Figure 8.

The Infinitely Long Line.

15. A properly terminated line acts like an infinite line.

a. By now you are probably wondering why all this discussion regarding

an infinite line, when no such line exists. You are right, but we do have a

line that acts like an infinite line.

b. Suppose we remove a section from the infinite line between points 1

and 2. How does this affect the characteristic impedance of the line? It

doesn't.

The length of the line from point 2 on is still infinite.

Now

let's take this section of line and connect a resistive load equal to the

characteristic impedance at point 2.

See B of Figure 8.

Assume that Zo

equals 72 ohms. As far as the input is concerned, the impedance at point 2

is still equal to 72 ohms (Zo), just as if the line had extended out to

infinity. By terminating the line in a resistive load equal to Zo (72 ohms)

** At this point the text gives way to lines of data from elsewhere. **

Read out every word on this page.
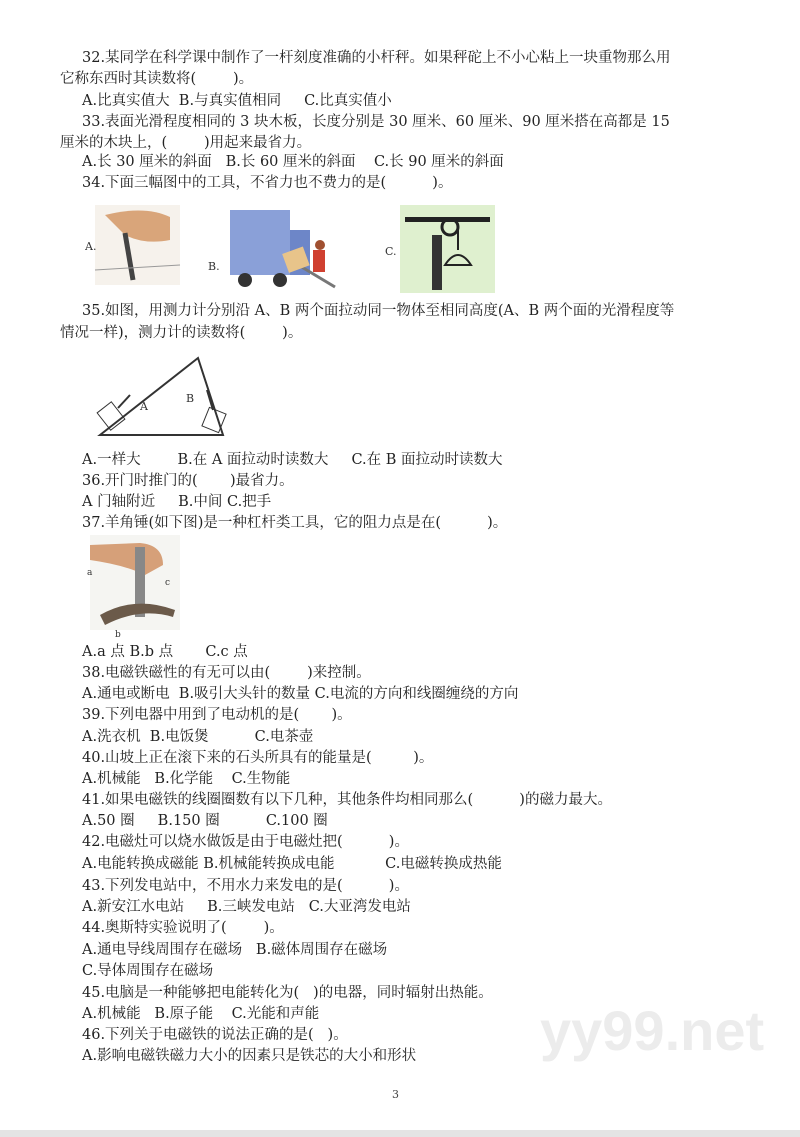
32.某同学在科学课中制作了一杆刻度准确的小杆秤。如果秤砣上不小心粘上一块重物那么用
它称东西时其读数将(        )。
A.比真实值大  B.与真实值相同     C.比真实值小
33.表面光滑程度相同的 3 块木板，长度分别是 30 厘米、60 厘米、90 厘米搭在高都是 15
厘米的木块上，(        )用起来最省力。
A.长 30 厘米的斜面   B.长 60 厘米的斜面    C.长 90 厘米的斜面
34.下面三幅图中的工具，不省力也不费力的是(          )。
A.
B.
C.
35.如图，用测力计分别沿 A、B 两个面拉动同一物体至相同高度(A、B 两个面的光滑程度等
情况一样)，测力计的读数将(        )。
A
B
A.一样大        B.在 A 面拉动时读数大     C.在 B 面拉动时读数大
36.开门时推门的(       )最省力。
A 门轴附近     B.中间 C.把手
37.羊角锤(如下图)是一种杠杆类工具，它的阻力点是在(          )。
c
b
a
A.a 点 B.b 点       C.c 点
38.电磁铁磁性的有无可以由(        )来控制。
A.通电或断电  B.吸引大头针的数量 C.电流的方向和线圈缠绕的方向
39.下列电器中用到了电动机的是(       )。
A.洗衣机  B.电饭煲          C.电茶壶
40.山坡上正在滚下来的石头所具有的能量是(         )。
A.机械能   B.化学能    C.生物能
41.如果电磁铁的线圈圈数有以下几种，其他条件均相同那么(          )的磁力最大。
A.50 圈     B.150 圈          C.100 圈
42.电磁灶可以烧水做饭是由于电磁灶把(          )。
A.电能转换成磁能 B.机械能转换成电能           C.电磁转换成热能
43.下列发电站中，不用水力来发电的是(          )。
A.新安江水电站     B.三峡发电站   C.大亚湾发电站
44.奥斯特实验说明了(        )。
A.通电导线周围存在磁场   B.磁体周围存在磁场
C.导体周围存在磁场
45.电脑是一种能够把电能转化为(   )的电器，同时辐射出热能。
yy99.net
A.机械能   B.原子能    C.光能和声能
46.下列关于电磁铁的说法正确的是(   )。
A.影响电磁铁磁力大小的因素只是铁芯的大小和形状
3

of the line, we have made the real line appear infinite. The voltage and

current go down the line in phase.

And what is more important, all the

energy placed on the line is absorbed by the load. We can say, then, that a

transmission line presents its characteristic impedance at its input when

the line is terminated by a load equal to the line's characteristic

impedance. Maximum power transfer occurs. That is why the characteristic

impedance of a line is so important.

16. The main points so far.

a. Terminating a line with a resistive load equal to the characteristic

impedance of the line makes the line act like an infinite line.

The

terminated line then behaves as follows:

(1) The input impedance is equal to Zo (the characteristic impedance)

and is resistive.

(2) Voltage and current travel down the line in phase.